Sous titré « Essai sur les mots et le monde » Actes sud, 2003.
C’est un recueil de textes paru dans diverses revues, certaines ont d’abord été proposées sous forme de discours à l’occasion de conférences, causeries, ou colloques. Le sujet du livre n’est donc pas très bien cerné : « les mots et le monde »cela me paraît assez vague. Mises en exergue de chaque texte, les citations tirées d’ « Alice » doivent former un fil conducteur ; elles n’ont fait que m’égarer davantage ! Pauvre inculte que je suis…
Alberto Manguel considère Alice comme un livre essentiel dont il effectue des relectures régulières en y trouvant toujours du nouveau.
Le premier texte parle de nomination » la tâche de nommer incombe à tout lecteur ». Le débat sur le mot et la chose est posé sous la forme du dialogue entre lecteur et œuvre, « les livres que nous lisons nous apprennent à nommer une pierre ou un arbre, un moment de joie ou de désespoir… » .
Le second parle de judéité et contient des éléments d’autobiographie. Dans une famille peu pratiquante et où l’on ne parlait pas de religion, l’auteur se découvre juif le jour où un camarade d’école lui dit « ton père est juif, donc il aime l’argent ? » Comment assumer sa judéité lorsque l’on n’est pas religieux, que l’on n’a pas connu la guerre, et perdu aucun membre de sa famille dans l’holocauste ? A partir d’une telle question, il sera beaucoup question d’assumer sa différence lorsque l’on fait partie d’une engeance souvent confrontée à l’hostilité. Comment assumer d’être gay ?
Manguel interroge le concept de littérature gay, constate qu’elle n’a pas que des avantages ; on s’y définit, certes, mais on s’y enferme aussi.
Ensuite viennent des textes sur les auteurs argentins que Manguel lit et relit , et auxquels il rend hommage - Jorge –Luis Borges en tête. Revenant sur sa fréquentation de Borges, alors qu’il était apprenti libraire et lecteur, il raconte Borges et les femmes. Le maître était chaperonné par sa mère ; en dépit de cette dépendance, plusieurs femmes ont compté pour lui. De là on en vient au fantasme de Borges « ce n’est pas le labyrinthe mais bien l’aleph, un lieu où l’on puisse embrasser tous les lieux ; un moment où l’on puisse tous les contenir … « la bibliothèque de Babel qui contient tous les livres possibles, y compris le récit véridique de ma mort ». Ce serait une bibliothèque réduite à un seul volume, l’univers même, telle la carte de la nation des cartographes, suppose Manguel.
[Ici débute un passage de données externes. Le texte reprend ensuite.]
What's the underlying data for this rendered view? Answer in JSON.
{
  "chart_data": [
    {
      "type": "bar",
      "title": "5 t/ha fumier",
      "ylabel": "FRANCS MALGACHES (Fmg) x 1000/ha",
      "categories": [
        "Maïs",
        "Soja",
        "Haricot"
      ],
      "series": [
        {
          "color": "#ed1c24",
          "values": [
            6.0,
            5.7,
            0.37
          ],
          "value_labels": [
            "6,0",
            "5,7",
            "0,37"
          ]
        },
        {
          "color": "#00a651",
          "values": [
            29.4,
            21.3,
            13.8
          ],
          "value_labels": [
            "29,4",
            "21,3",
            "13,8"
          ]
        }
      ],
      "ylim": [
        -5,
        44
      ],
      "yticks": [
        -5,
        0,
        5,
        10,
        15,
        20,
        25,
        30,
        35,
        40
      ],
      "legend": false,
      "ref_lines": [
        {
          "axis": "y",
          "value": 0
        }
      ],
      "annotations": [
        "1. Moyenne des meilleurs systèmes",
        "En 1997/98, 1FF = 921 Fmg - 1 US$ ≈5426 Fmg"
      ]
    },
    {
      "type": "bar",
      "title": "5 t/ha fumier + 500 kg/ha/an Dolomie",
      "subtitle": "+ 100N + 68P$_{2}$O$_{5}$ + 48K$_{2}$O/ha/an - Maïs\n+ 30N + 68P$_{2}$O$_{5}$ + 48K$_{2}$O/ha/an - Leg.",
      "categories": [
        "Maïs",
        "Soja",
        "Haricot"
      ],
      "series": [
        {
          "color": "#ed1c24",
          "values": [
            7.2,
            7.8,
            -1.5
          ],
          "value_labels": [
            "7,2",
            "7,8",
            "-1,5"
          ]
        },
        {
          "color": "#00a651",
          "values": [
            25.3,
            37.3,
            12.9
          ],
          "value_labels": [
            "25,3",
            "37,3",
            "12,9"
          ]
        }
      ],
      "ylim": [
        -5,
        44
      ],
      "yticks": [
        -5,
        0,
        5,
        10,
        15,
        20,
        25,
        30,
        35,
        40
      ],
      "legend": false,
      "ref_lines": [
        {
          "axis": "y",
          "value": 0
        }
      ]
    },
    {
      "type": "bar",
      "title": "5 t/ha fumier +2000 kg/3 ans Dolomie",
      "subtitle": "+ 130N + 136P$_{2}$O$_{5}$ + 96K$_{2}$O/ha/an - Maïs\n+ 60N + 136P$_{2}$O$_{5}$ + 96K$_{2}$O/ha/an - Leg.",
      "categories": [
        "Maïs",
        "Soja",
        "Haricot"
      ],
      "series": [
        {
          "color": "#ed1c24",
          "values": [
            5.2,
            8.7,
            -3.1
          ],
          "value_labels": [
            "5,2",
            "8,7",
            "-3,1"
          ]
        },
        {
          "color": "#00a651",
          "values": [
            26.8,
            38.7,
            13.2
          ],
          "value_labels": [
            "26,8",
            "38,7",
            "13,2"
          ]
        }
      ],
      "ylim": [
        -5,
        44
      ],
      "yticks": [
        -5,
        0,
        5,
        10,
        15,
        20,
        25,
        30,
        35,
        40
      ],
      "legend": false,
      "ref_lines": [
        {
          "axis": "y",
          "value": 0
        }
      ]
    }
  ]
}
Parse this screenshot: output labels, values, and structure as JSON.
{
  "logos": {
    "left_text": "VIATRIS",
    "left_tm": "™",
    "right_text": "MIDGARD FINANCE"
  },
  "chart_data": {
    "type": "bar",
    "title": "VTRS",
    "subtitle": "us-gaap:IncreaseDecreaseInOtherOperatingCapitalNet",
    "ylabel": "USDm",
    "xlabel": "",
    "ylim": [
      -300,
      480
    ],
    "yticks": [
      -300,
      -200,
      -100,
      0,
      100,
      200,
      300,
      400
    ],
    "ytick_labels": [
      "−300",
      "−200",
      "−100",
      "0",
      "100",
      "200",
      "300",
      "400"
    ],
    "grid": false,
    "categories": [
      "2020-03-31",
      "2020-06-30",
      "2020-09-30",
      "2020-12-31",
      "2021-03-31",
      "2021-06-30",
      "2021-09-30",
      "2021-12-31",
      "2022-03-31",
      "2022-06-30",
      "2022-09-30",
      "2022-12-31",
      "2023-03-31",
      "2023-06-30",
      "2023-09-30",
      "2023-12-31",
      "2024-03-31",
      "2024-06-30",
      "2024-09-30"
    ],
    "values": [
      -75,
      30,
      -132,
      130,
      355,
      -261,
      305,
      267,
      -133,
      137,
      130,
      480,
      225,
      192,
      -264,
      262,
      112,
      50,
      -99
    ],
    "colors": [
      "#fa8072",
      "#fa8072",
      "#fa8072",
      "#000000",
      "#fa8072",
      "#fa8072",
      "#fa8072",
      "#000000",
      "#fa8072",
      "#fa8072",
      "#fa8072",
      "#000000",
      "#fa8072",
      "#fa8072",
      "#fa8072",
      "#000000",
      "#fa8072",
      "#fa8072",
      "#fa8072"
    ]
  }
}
Et dans L’immortel, un homme qui a été tous les hommes, qui a vécu toutes les strates de l’histoire universelle.
C’est là un fantasme de toute-puissance, sur lequel Borges revient dans toute son œuvre.
Les autre argentins célèbres dont il est question : Che Guevara, ici réhabilité, un homme de grand courage, vrai héros, idéaliste mais lucide, Cortázar avec des éléments biographiques, Vargas-Llosas et ses contradictions politiques, un auteur difficile à comprendre dont l’évocation entraîne Manguel à relater un épisode autobiographique bouleversant : adolescent, Manguel eut un professeur de littérature remarquable et fascinant. En 1968, et jusqu’en 1982, l’Argentine fut mise à feu et à sang…
D’autres textes parlent de l’editor, le « lecteur de maison anglo-saxon » qui intervient dans l’œuvre de sorte que la notion d’auteur devrait être partagée.
Nous avons aussi des réflexions sur la muséologie : comment sont nées les collections d’œuvre d’art , comment se sont développées les expositions pour le public et quel regard cela suppose-t-il sur les œuvres ? Comment se faire une réflexion personnelle hors-contexte sur une œuvre d’art ?
Un ensemble riche, quoique un peu verbeux et chaotique. Chacun aura ses préférences…personnellement j’ai surtout aimé les épisodes sur les auteurs argentins ( sauf celui consacré à Cortázar qui n’apporte rien de plus que ce que l’on savait) l’épisode autobiographique sur la jeunesse troublée de l’auteur, et les chapitres sur les musées.